When the buzz of expectancy had risen to fever heat, T’ai Tsung rose proudly from his throne. The haughty eagle of the North was in the grip of some strong emotion, yet no one could detect a tremor in the cold, even voice.

“Hear me, ye nobles of an ancient race. Our task is ended. All Chung Kuo lies prostrate under our conquering tread. We are the Lords of the World, and what we have conquered, we shall hold. The race of T’ai Tsung shall rule forever from the frozen ocean to the heated waters of the south.”

The fierce Manchus clashed their weapons and shouted approbation.

“Today,” he continued, a great exaltation transfiguring the strained features, “I have received news of the happiest augury.”

All eyes turned curiously, wonderingly to the bowed figure of the Ming.

“And now this priest, this servant of the Mings, shall receive his reward for the great service he has done me. Let it not be said that T’ai Tsung does not show liberality.

“O priest of the Mings, here are caskets of jewels, of golden coins and ornaments. These are yours for your tale. Take them!”

The shrunken face lit up with a covetous leer as it beheld the great treasure. “Lord of Lords,” he cackled, “for your munificence to this poor unworthy creature your name shall resound through the ages.” A murmur passed through the assemblage. Glorious indeed must have been the news borne by the ancient to have merited such largess!

The Emperor gazed at the old man strangely. “You have your reward. You have well earned it. And now,” a peculiar note crept into the passionless tones, “lest you disclose the secret you have unfolded to me, you must—die!”
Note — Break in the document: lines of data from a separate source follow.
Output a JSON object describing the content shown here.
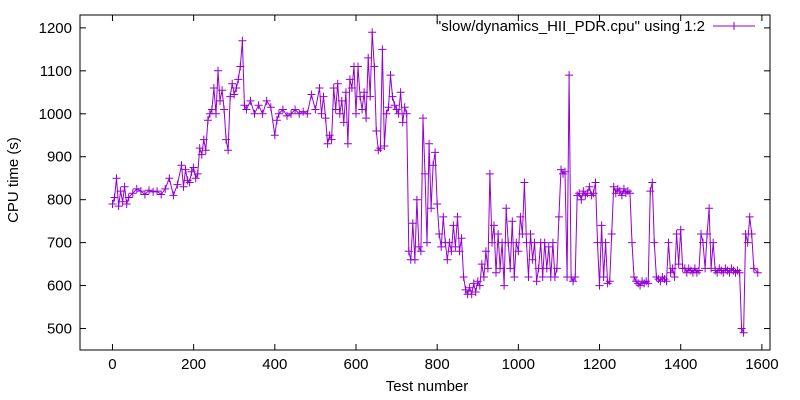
{
  "chart_data": {
    "type": "line",
    "title": "",
    "xlabel": "Test number",
    "ylabel": "CPU time (s)",
    "xlim": [
      -80,
      1620
    ],
    "ylim": [
      450,
      1230
    ],
    "x_ticks": [
      0,
      200,
      400,
      600,
      800,
      1000,
      1200,
      1400,
      1600
    ],
    "y_ticks": [
      500,
      600,
      700,
      800,
      900,
      1000,
      1100,
      1200
    ],
    "grid": false,
    "legend_position": "top-right",
    "series_color": "#9400d3",
    "marker": "plus",
    "series": [
      {
        "name": "\"slow/dynamics_HII_PDR.cpu\" using 1:2",
        "points": [
          [
            0,
            790
          ],
          [
            5,
            805
          ],
          [
            10,
            850
          ],
          [
            15,
            785
          ],
          [
            20,
            820
          ],
          [
            25,
            795
          ],
          [
            30,
            830
          ],
          [
            35,
            790
          ],
          [
            40,
            805
          ],
          [
            50,
            815
          ],
          [
            60,
            825
          ],
          [
            70,
            820
          ],
          [
            80,
            812
          ],
          [
            90,
            822
          ],
          [
            100,
            818
          ],
          [
            110,
            820
          ],
          [
            120,
            812
          ],
          [
            130,
            825
          ],
          [
            140,
            850
          ],
          [
            150,
            810
          ],
          [
            160,
            835
          ],
          [
            170,
            880
          ],
          [
            175,
            830
          ],
          [
            180,
            870
          ],
          [
            185,
            845
          ],
          [
            190,
            840
          ],
          [
            195,
            865
          ],
          [
            200,
            875
          ],
          [
            205,
            850
          ],
          [
            210,
            860
          ],
          [
            215,
            920
          ],
          [
            220,
            905
          ],
          [
            225,
            940
          ],
          [
            230,
            915
          ],
          [
            235,
            985
          ],
          [
            240,
            1000
          ],
          [
            245,
            1010
          ],
          [
            250,
            1060
          ],
          [
            255,
            1000
          ],
          [
            260,
            1100
          ],
          [
            265,
            1030
          ],
          [
            270,
            1055
          ],
          [
            275,
            1010
          ],
          [
            280,
            940
          ],
          [
            285,
            915
          ],
          [
            290,
            1040
          ],
          [
            295,
            1070
          ],
          [
            300,
            1045
          ],
          [
            305,
            1060
          ],
          [
            310,
            1080
          ],
          [
            315,
            1110
          ],
          [
            320,
            1170
          ],
          [
            325,
            1020
          ],
          [
            330,
            1010
          ],
          [
            340,
            1030
          ],
          [
            350,
            1000
          ],
          [
            360,
            1020
          ],
          [
            370,
            1000
          ],
          [
            380,
            1030
          ],
          [
            390,
            1015
          ],
          [
            400,
            950
          ],
          [
            405,
            985
          ],
          [
            410,
            1000
          ],
          [
            420,
            1010
          ],
          [
            430,
            995
          ],
          [
            440,
            1000
          ],
          [
            450,
            1010
          ],
          [
            460,
            1000
          ],
          [
            470,
            1005
          ],
          [
            480,
            1000
          ],
          [
            490,
            1045
          ],
          [
            500,
            1010
          ],
          [
            510,
            1060
          ],
          [
            515,
            1000
          ],
          [
            520,
            1040
          ],
          [
            525,
            990
          ],
          [
            530,
            930
          ],
          [
            535,
            950
          ],
          [
            540,
            940
          ],
          [
            545,
            1060
          ],
          [
            550,
            1010
          ],
          [
            555,
            1070
          ],
          [
            560,
            1000
          ],
          [
            565,
            1030
          ],
          [
            570,
            980
          ],
          [
            575,
            1050
          ],
          [
            580,
            930
          ],
          [
            585,
            1080
          ],
          [
            590,
            1060
          ],
          [
            595,
            1110
          ],
          [
            600,
            1000
          ],
          [
            605,
            1110
          ],
          [
            610,
            1040
          ],
          [
            615,
            1010
          ],
          [
            620,
            1050
          ],
          [
            625,
            990
          ],
          [
            630,
            1130
          ],
          [
            635,
            1040
          ],
          [
            640,
            1190
          ],
          [
            645,
            1110
          ],
          [
            650,
            960
          ],
          [
            655,
            915
          ],
          [
            660,
            920
          ],
          [
            665,
            1150
          ],
          [
            670,
            925
          ],
          [
            675,
            1000
          ],
          [
            680,
            1015
          ],
          [
            685,
            1090
          ],
          [
            690,
            1040
          ],
          [
            695,
            1020
          ],
          [
            700,
            1010
          ],
          [
            705,
            1000
          ],
          [
            710,
            1050
          ],
          [
            715,
            980
          ],
          [
            720,
            1015
          ],
          [
            725,
            1000
          ],
          [
            730,
            680
          ],
          [
            735,
            660
          ],
          [
            740,
            745
          ],
          [
            745,
            660
          ],
          [
            750,
            800
          ],
          [
            755,
            690
          ],
          [
            760,
            680
          ],
          [
            765,
            990
          ],
          [
            770,
            860
          ],
          [
            775,
            700
          ],
          [
            780,
            930
          ],
          [
            785,
            780
          ],
          [
            790,
            880
          ],
          [
            795,
            910
          ],
          [
            800,
            790
          ],
          [
            805,
            720
          ],
          [
            810,
            690
          ],
          [
            815,
            760
          ],
          [
            820,
            700
          ],
          [
            825,
            660
          ],
          [
            830,
            700
          ],
          [
            835,
            680
          ],
          [
            840,
            740
          ],
          [
            845,
            690
          ],
          [
            850,
            760
          ],
          [
            855,
            680
          ],
          [
            860,
            710
          ],
          [
            865,
            620
          ],
          [
            870,
            590
          ],
          [
            875,
            580
          ],
          [
            880,
            595
          ],
          [
            885,
            580
          ],
          [
            890,
            605
          ],
          [
            895,
            585
          ],
          [
            900,
            610
          ],
          [
            905,
            600
          ],
          [
            910,
            650
          ],
          [
            915,
            620
          ],
          [
            920,
            680
          ],
          [
            925,
            640
          ],
          [
            930,
            860
          ],
          [
            935,
            700
          ],
          [
            940,
            740
          ],
          [
            945,
            630
          ],
          [
            950,
            720
          ],
          [
            955,
            640
          ],
          [
            960,
            700
          ],
          [
            965,
            600
          ],
          [
            970,
            780
          ],
          [
            975,
            700
          ],
          [
            980,
            640
          ],
          [
            985,
            750
          ],
          [
            990,
            620
          ],
          [
            995,
            700
          ],
          [
            1000,
            680
          ],
          [
            1005,
            760
          ],
          [
            1010,
            720
          ],
          [
            1015,
            840
          ],
          [
            1020,
            700
          ],
          [
            1025,
            620
          ],
          [
            1030,
            720
          ],
          [
            1035,
            660
          ],
          [
            1040,
            700
          ],
          [
            1045,
            610
          ],
          [
            1050,
            640
          ],
          [
            1055,
            700
          ],
          [
            1060,
            620
          ],
          [
            1065,
            700
          ],
          [
            1070,
            640
          ],
          [
            1075,
            690
          ],
          [
            1080,
            620
          ],
          [
            1085,
            700
          ],
          [
            1090,
            620
          ],
          [
            1095,
            640
          ],
          [
            1100,
            760
          ],
          [
            1105,
            870
          ],
          [
            1110,
            860
          ],
          [
            1115,
            865
          ],
          [
            1120,
            620
          ],
          [
            1125,
            1090
          ],
          [
            1130,
            620
          ],
          [
            1135,
            610
          ],
          [
            1140,
            620
          ],
          [
            1145,
            810
          ],
          [
            1150,
            815
          ],
          [
            1155,
            800
          ],
          [
            1160,
            820
          ],
          [
            1165,
            810
          ],
          [
            1170,
            815
          ],
          [
            1175,
            830
          ],
          [
            1180,
            810
          ],
          [
            1185,
            815
          ],
          [
            1190,
            840
          ],
          [
            1195,
            700
          ],
          [
            1200,
            600
          ],
          [
            1205,
            740
          ],
          [
            1210,
            620
          ],
          [
            1215,
            700
          ],
          [
            1220,
            605
          ],
          [
            1225,
            610
          ],
          [
            1230,
            720
          ],
          [
            1235,
            830
          ],
          [
            1240,
            815
          ],
          [
            1245,
            825
          ],
          [
            1250,
            820
          ],
          [
            1255,
            810
          ],
          [
            1260,
            825
          ],
          [
            1265,
            815
          ],
          [
            1270,
            820
          ],
          [
            1275,
            815
          ],
          [
            1280,
            700
          ],
          [
            1285,
            620
          ],
          [
            1290,
            610
          ],
          [
            1295,
            605
          ],
          [
            1300,
            600
          ],
          [
            1305,
            610
          ],
          [
            1310,
            605
          ],
          [
            1315,
            610
          ],
          [
            1320,
            605
          ],
          [
            1325,
            820
          ],
          [
            1330,
            840
          ],
          [
            1335,
            700
          ],
          [
            1340,
            620
          ],
          [
            1345,
            615
          ],
          [
            1350,
            610
          ],
          [
            1355,
            620
          ],
          [
            1360,
            615
          ],
          [
            1365,
            610
          ],
          [
            1370,
            700
          ],
          [
            1375,
            630
          ],
          [
            1380,
            640
          ],
          [
            1385,
            620
          ],
          [
            1390,
            720
          ],
          [
            1395,
            650
          ],
          [
            1400,
            730
          ],
          [
            1405,
            640
          ],
          [
            1410,
            640
          ],
          [
            1415,
            630
          ],
          [
            1420,
            640
          ],
          [
            1425,
            635
          ],
          [
            1430,
            630
          ],
          [
            1435,
            640
          ],
          [
            1440,
            630
          ],
          [
            1445,
            635
          ],
          [
            1450,
            720
          ],
          [
            1455,
            700
          ],
          [
            1460,
            640
          ],
          [
            1465,
            720
          ],
          [
            1470,
            780
          ],
          [
            1475,
            640
          ],
          [
            1480,
            700
          ],
          [
            1485,
            635
          ],
          [
            1490,
            630
          ],
          [
            1495,
            640
          ],
          [
            1500,
            635
          ],
          [
            1505,
            630
          ],
          [
            1510,
            640
          ],
          [
            1515,
            635
          ],
          [
            1520,
            630
          ],
          [
            1525,
            640
          ],
          [
            1530,
            635
          ],
          [
            1535,
            630
          ],
          [
            1540,
            635
          ],
          [
            1545,
            630
          ],
          [
            1550,
            500
          ],
          [
            1555,
            490
          ],
          [
            1560,
            720
          ],
          [
            1565,
            700
          ],
          [
            1570,
            760
          ],
          [
            1575,
            720
          ],
          [
            1580,
            640
          ],
          [
            1590,
            630
          ]
        ]
      }
    ]
  }
}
As the fatal words penetrated the old man’s consciousness, the smirk of satisfied greed gave way to deathly terror. “Mercy!” he gasped.

At an imperceptible gesture from the Emperor, one of the giant slaves stepped forward. The huge sword curved flashing through the air. The skull-like head bounded across the hall; the shrunken bloodless body collapsed gently into a shapeless mass.

The Manchu nobles murmured audible delight. They could not grasp the full purport of the drama, but the sight of an enemy’s discomfiture was pleasing to robust tastes.

Once more T’ai Tsung spoke. “Manchus!” his great voice vibrated. “Behold my son, Shun Chih!” He raised the little boy high in his arms. “Do you swear to hold him as your ruler, and his son after him, on my death?”

Instantly the great enclosure was filled with leaping swords, while a thousand lusty voices swelled the great shout. “We do, we do. Long live T’ai Tsung, and Shun Chih, after him!”

The Emperor waited for the clamor to subside, his hawk face cold and impassive as ever. His thoughts were his own.

“You have sworn. On my death, Shun Chih is to be Emperor of Chung Kuo, and I, T’ai Tsung, shall sire a mighty dynasty. So is it written.” A moment’s silence. The fierce face of the Khan was convulsed with some inward strife. He hesitated. The nobles leaned forward. They sensed impending drama. They saw their Lord gather himself together with a mighty effort. Turning to the child, he thrust out his hand dramatically. “Behold, O nobles of the Chin Tatars, your Emperor. Protect and follow him! The prophecy is fulfilled!”

What happened then occurred with such lightning rapidity that no two of the startled onlookers could ever afterward agree on the details.

A sword flashed out of nowhere into T’ai Tsung’s hand. Before anyone could stop him, it had sunk deep into his vitals. As the dark blood welled out, the Emperor sank to the ground, a smile of contentment on his placid face.

Instantly the tent was a turmoil of rushing, shouting men, but above the clamor was heard the thin piercing shriek of the little boy, Shun Chih. “Father! Father!”

A child in arms was Emperor of the Middle Kingdom!

Long years afterward, Mangu, old and bent and hoar, General of Ten Thousand, told his son the story as he reverently placed the soft green Jade in his hand. “Ah, that was a man—our Emperor. There is not his like on earth today.” And he sighed wistfully.